Example (look at the tail):


I have a better workaround: Export to gif then crop, like you said, but then use a Gimp script to make a spritesheet from the layers.

Ex.:

registry.gimp.org/node/20943

https://gimper.net/resources/simple-sprite-sheet-maker.574/

When you have your spritesheet, you can reverse the process by making guides along the cutting lines between frames and then Image -> Transform -> Guillotine.

It’s very fun to work with, and it works well (though it will slow down considerably if you add too many particles at once, of course), but there are a number of things I’d like to see changed or added:

1. Rendering often cuts out the beginning and it gets completely jumbled if you use the timeline

2. Lacks X and Y scaling for basic shapes (only possible when using custom sprites)
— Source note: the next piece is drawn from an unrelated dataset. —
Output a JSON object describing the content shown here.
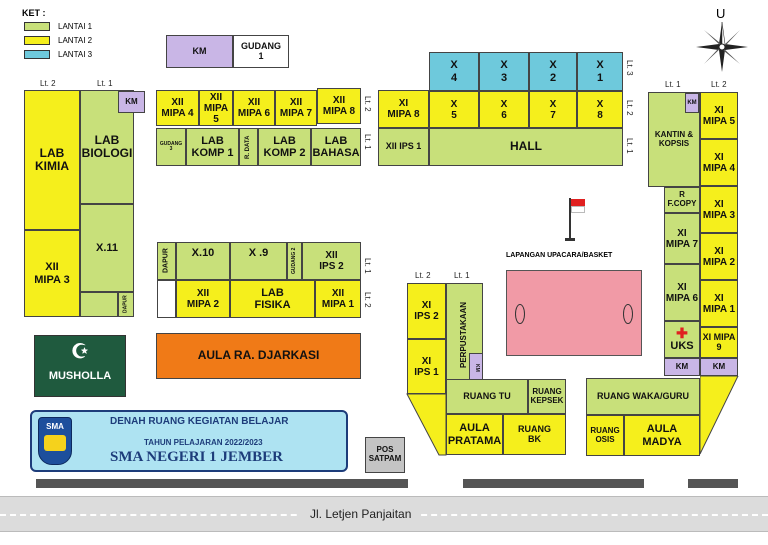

3. Manual rendering doesn’t make any sense to me. Checking it off just makes it impossible to run any animation.

Would also like:

-Timeline animation of emitter location
-Copy-pasting info to and from various value inputs
-Separate timelines for each emitter(!)

Other things:
-The exporting to gif adds a lot of blank frames (I suppose from the blank squares on a square spritesheet)
-The loop rendering doesn’t loop perfectly most of the time.
-The rendering speed is inconsistent. Sometimes it can render the same animation at wildly different speeds for no apparent reason.

The itch.io page states that the software comes bundled with "+500 sprites", but none of the download folders have them. I found 111 in total. Did you forget to upload some?